By Eduardo Belaunzarán
📝 This is an English translation of an original Spanish article written by me, which I translated using ChatGPT for broader reach.
Every April 22nd, we celebrate International Mother Earth Day. It’s a time to reflect on the many battles being fought to preserve our planet. Today, I want to focus on one that hits close to home: the environmental impact of irresponsible mezcal production.
🌱 The Other Side of Agave
Agave—the heart of mezcal—is a noble plant that takes time to grow: anywhere from 8 to 50 years to reach maturity, depending on the species.

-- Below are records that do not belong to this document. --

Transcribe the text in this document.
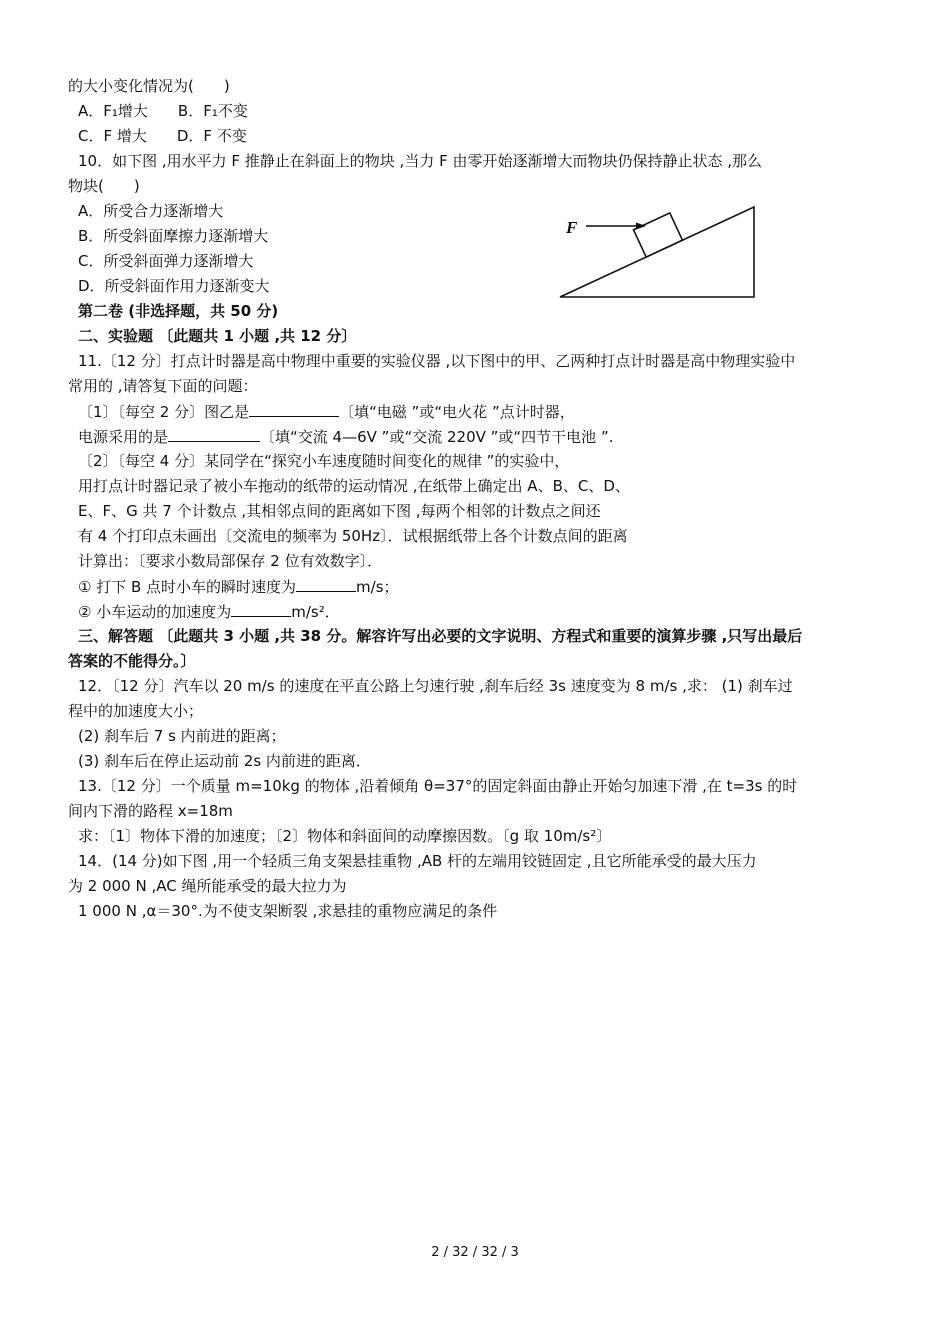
的大小变化情况为(　　)
A．F₁增大　　B．F₁不变
C．F 增大　　D．F 不变
10．如下图 ,用水平力 F 推静止在斜面上的物块 ,当力 F 由零开始逐渐增大而物块仍保持静止状态 ,那么
物块(　　)
A．所受合力逐渐增大
B．所受斜面摩擦力逐渐增大
C．所受斜面弹力逐渐增大
D．所受斜面作用力逐渐变大
第二卷 (非选择题，共 50 分)
二、实验题 〔此题共 1 小题 ,共 12 分〕
11.〔12 分〕打点计时器是高中物理中重要的实验仪器 ,以下图中的甲、乙两种打点计时器是高中物理实验中
常用的 ,请答复下面的问题：
〔1〕〔每空 2 分〕图乙是	〔填“电磁 ”或“电火花 ”点计时器，
电源采用的是	〔填“交流 4—6V ”或“交流 220V ”或“四节干电池 ”.
〔2〕〔每空 4 分〕某同学在“探究小车速度随时间变化的规律 ”的实验中，
用打点计时器记录了被小车拖动的纸带的运动情况 ,在纸带上确定出 A、B、C、D、
E、F、G 共 7 个计数点 ,其相邻点间的距离如下图 ,每两个相邻的计数点之间还
有 4 个打印点未画出〔交流电的频率为 50Hz〕．试根据纸带上各个计数点间的距离
计算出：〔要求小数局部保存 2 位有效数字〕．
① 打下 B 点时小车的瞬时速度为	m/s；
② 小车运动的加速度为	m/s²．
三、解答题 〔此题共 3 小题 ,共 38 分。解容许写出必要的文字说明、方程式和重要的演算步骤 ,只写出最后
答案的不能得分。〕
12．〔12 分〕汽车以 20 m/s 的速度在平直公路上匀速行驶 ,刹车后经 3s 速度变为 8 m/s ,求： (1) 刹车过
程中的加速度大小；
(2) 刹车后 7 s 内前进的距离；
(3) 刹车后在停止运动前 2s 内前进的距离．
13.〔12 分〕一个质量 m=10kg 的物体 ,沿着倾角 θ=37°的固定斜面由静止开始匀加速下滑 ,在 t=3s 的时
间内下滑的路程 x=18m
求：〔1〕物体下滑的加速度；〔2〕物体和斜面间的动摩擦因数。〔g 取 10m/s²〕
14．(14 分)如下图 ,用一个轻质三角支架悬挂重物 ,AB 杆的左端用铰链固定 ,且它所能承受的最大压力
为 2 000 N ,AC 绳所能承受的最大拉力为
1 000 N ,α＝30°.为不使支架断裂 ,求悬挂的重物应满足的条件
F
2 / 32 / 32 / 3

But when the pressure to produce and sell quickly increases, agave is harvested young. This interrupts its natural reproductive cycle and breaks the link with pollinators like the maguey bat, which plays a key genetic role in preserving agave biodiversity and defending it from disease.
Young agave also contains less sugar, meaning producers must use more piñas to get the same yield. This not only affects mezcal quality—it jeopardizes the long-term sustainability of the entire supply chain.
🌳 The Hidden Cost of Fire
Cooking agave takes a lot of firewood. Responsible producers use dead or recovered wood. Others simply chop down live trees.

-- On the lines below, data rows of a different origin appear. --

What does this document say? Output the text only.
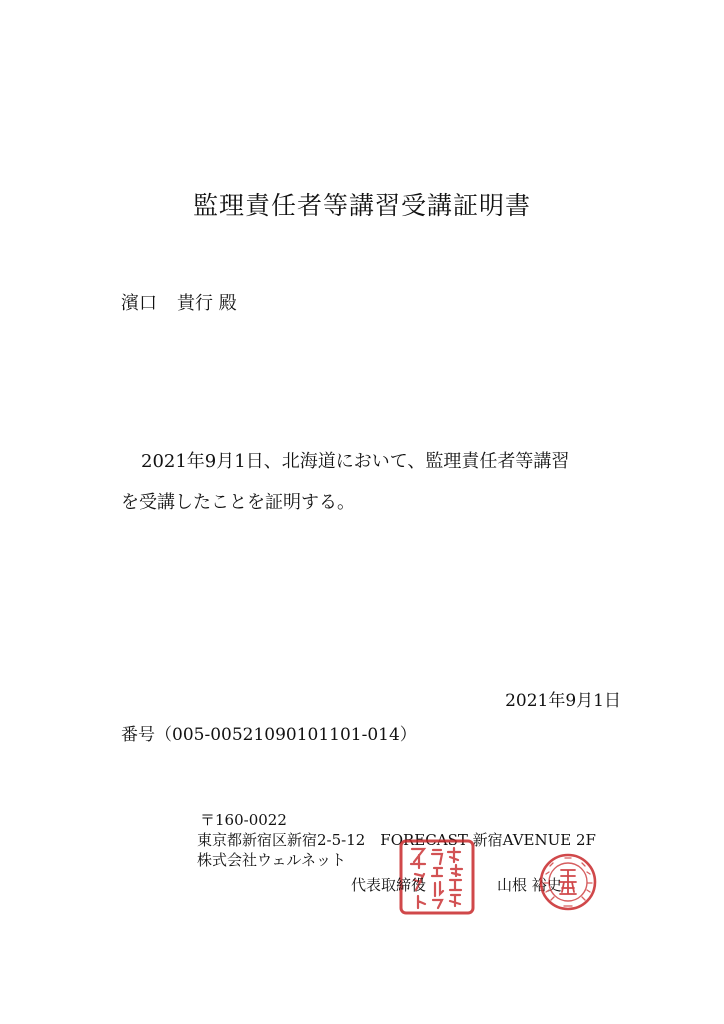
監理責任者等講習受講証明書
濱口 貴行 殿
2021年9月1日、北海道において、監理責任者等講習
を受講したことを証明する。
2021年9月1日
番号（005-00521090101101-014）
〒160-0022
東京都新宿区新宿2-5-12　FORECAST 新宿AVENUE 2F
株式会社ウェルネット
代表取締役	山根 裕史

A walk through Oaxaca’s Central Valleys shows the result: where trees once provided shade, people now stretch tarps to shield themselves from the sun.
On top of that, the roasting process emits significant pollutants into the air.
🐴 The Weight of Mezcal: On Animals and People
The next step, milling, isn’t all romance and rustic charm like marketing suggests. It often involves animal mistreatment (overworked draft animals) and human exploitation, with workers hand-crushing massive amounts of agave under harsh conditions.
💧 Water Pays the Price Too
Distillation may seem like the final step, but it’s actually one of the most damaging.
The heads and tails of distillation—byproducts with high levels of methanol and heavy metals—are often dumped untreated into rivers or fields.
These toxic waste streams end up contaminating water, crops, animals… and ultimately the people who rely on them.
🧾 The Cost of Chasing Volume
This is made worse by growing demand from international markets—especially the U.S.—for cheap, high-volume mezcal.
That race to the bottom on price creates powerful incentives to cut corners, ignore sustainability, and prioritize output over ethics.

🙌 Cheap Mezcal Comes at a High Cost
For nearly a decade, I organized events in Oaxaca to raise awareness about agave biodiversity, responsible production, and the real impact on mezcal-producing communities.
And here’s what I’ve learned:
Sustainable, environmentally responsible mezcal must be expensive.
There’s no way to make quality mezcal—respecting agave growth cycles, protecting ecosystems, and treating people fairly—without paying a fair price.
Every time we choose a cheap mezcal, we’re financing the destruction of agave fields, deforestation, water contamination, and the slow decay of the communities that bring this spirit to life.
Without realizing it, we become accomplices in a deep, lasting harm to Mother Earth.
💬 What do you think?
Are we ready to defend what truly matters?